Do crows or jays have emotion and cognition? Fifty years ago, most scientists would have said “no” to cognition, because we can’t get inside the birds’ minds. But let’s be fair: I can’t really know what’s going on inside your brain.

Sharpton: Right.

Happ: I have to infer from your behavior. And that’s exactly what you have to do also for me. But I can be somewhat confident that I do know a fair amount about your thought processes because my brain is roughly like your brain. It’s harder when it’s the brain of another species.

Neuroscience is very exciting now. First, functional neuroanatomy has gotten a lot more sophisticated so you can look inside brains with imaging technologies and begin to associate emotions or motor activity with particular areas. And second, there’s wider recognition that since our cognitive and emotional abilities have evolved from common ancestors we share a lot of basic functions with other animals. Third, molecular biology reveals patterns of gene expressions that lets us identify deep commonalities. Birds are really sophisticated dinosaurs who evolved their brains in a different way
than did mammals like us. In the 21st century, subtle and speculative behavioral questions can be approached semi-respectively. I’m just sort of wondering what makes birds tick.
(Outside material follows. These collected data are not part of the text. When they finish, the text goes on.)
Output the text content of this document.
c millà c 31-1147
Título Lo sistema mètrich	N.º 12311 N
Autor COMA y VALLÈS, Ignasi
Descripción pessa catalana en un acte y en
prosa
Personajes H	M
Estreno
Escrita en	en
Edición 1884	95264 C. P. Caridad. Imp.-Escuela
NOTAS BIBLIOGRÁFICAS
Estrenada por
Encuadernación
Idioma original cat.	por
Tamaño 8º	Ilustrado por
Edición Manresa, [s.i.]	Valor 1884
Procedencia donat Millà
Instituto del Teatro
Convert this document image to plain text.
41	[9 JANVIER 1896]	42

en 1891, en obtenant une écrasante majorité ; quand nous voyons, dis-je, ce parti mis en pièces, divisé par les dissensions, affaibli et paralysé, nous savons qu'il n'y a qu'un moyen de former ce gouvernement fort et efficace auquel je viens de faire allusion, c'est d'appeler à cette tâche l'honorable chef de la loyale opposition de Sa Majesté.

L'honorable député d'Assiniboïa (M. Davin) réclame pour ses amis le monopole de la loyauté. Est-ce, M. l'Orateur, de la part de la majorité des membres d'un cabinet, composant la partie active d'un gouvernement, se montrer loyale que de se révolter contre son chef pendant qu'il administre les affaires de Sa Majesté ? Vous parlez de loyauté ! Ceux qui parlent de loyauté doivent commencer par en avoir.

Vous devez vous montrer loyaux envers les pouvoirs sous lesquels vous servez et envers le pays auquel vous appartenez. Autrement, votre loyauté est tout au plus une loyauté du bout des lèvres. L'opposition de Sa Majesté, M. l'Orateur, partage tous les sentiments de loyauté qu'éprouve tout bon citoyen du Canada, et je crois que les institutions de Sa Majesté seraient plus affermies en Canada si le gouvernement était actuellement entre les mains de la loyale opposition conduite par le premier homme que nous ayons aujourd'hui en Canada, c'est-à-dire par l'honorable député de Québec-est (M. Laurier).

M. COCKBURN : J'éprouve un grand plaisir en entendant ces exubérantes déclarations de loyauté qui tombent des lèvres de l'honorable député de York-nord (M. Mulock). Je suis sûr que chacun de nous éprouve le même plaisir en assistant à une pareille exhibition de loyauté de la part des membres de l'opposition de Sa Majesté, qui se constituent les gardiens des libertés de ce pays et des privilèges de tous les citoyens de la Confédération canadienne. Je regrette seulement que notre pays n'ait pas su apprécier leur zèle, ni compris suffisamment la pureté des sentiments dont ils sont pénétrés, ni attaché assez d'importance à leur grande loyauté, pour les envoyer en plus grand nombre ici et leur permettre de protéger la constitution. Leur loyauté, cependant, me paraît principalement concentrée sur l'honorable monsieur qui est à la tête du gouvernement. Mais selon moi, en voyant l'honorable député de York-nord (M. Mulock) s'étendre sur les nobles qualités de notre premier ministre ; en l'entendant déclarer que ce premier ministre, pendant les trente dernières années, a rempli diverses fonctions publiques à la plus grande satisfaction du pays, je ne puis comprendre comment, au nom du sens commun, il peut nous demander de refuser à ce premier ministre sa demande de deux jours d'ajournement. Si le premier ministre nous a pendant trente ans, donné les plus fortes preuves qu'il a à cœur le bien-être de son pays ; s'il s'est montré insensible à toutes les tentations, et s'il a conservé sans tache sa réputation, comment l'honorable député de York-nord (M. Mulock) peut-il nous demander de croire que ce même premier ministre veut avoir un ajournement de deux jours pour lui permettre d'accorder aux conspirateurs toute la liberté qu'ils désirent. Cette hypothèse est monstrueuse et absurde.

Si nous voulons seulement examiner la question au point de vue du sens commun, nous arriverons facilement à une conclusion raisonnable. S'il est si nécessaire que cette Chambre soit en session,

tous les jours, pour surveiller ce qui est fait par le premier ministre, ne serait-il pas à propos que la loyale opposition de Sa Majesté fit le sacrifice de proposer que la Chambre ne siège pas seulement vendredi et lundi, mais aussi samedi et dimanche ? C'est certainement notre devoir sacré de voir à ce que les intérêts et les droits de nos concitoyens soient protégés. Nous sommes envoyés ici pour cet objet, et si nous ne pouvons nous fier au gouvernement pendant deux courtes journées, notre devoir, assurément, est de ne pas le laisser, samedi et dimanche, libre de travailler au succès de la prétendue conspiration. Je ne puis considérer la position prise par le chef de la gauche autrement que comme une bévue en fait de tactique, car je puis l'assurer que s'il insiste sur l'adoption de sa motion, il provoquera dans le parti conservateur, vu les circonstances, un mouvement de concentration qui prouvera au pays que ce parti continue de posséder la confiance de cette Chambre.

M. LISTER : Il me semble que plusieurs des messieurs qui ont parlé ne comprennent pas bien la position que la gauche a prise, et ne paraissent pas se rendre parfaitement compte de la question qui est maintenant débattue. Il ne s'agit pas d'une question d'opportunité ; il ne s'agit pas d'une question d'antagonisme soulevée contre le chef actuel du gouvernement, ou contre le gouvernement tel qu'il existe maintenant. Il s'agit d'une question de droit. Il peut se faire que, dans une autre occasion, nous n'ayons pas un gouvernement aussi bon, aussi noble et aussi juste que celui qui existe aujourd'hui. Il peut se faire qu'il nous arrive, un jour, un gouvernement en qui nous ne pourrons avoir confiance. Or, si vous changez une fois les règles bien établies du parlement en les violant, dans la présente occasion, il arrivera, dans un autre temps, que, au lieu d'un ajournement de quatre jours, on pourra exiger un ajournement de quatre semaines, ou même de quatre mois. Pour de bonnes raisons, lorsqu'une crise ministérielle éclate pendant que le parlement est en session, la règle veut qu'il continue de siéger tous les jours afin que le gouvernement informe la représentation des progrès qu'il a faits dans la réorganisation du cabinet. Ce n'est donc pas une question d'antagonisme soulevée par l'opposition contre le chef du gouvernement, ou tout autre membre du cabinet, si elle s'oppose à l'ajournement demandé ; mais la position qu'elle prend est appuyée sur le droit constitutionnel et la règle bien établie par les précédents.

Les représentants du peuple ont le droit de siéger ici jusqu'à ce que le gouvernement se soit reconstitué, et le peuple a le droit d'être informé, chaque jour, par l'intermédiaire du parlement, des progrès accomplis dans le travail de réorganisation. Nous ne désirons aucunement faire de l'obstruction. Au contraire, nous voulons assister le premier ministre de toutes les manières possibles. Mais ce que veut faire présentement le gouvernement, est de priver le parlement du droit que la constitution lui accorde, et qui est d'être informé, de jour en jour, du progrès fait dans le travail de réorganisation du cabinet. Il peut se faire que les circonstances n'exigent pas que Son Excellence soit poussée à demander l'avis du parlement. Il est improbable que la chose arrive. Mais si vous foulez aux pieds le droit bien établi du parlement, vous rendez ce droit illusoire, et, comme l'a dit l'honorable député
And at the same time, my wife Christy has gotten very much into photography, and as a biologist she has many biological observations from her work.  I certainly don’t intend to do intrusive research on bird brains, but rather to observe in the field. And I can reason from the rich new knowledge on bird neuroscience. Perhaps it’s just an old man in his dotage sort of revisiting his youth.

Sharpton: I think that’s an outstanding strategy you’ve got there and I personally look forward to seeing you around here as long as I’m here and beyond, probably. So don’t give up coming in and doing some research here as well.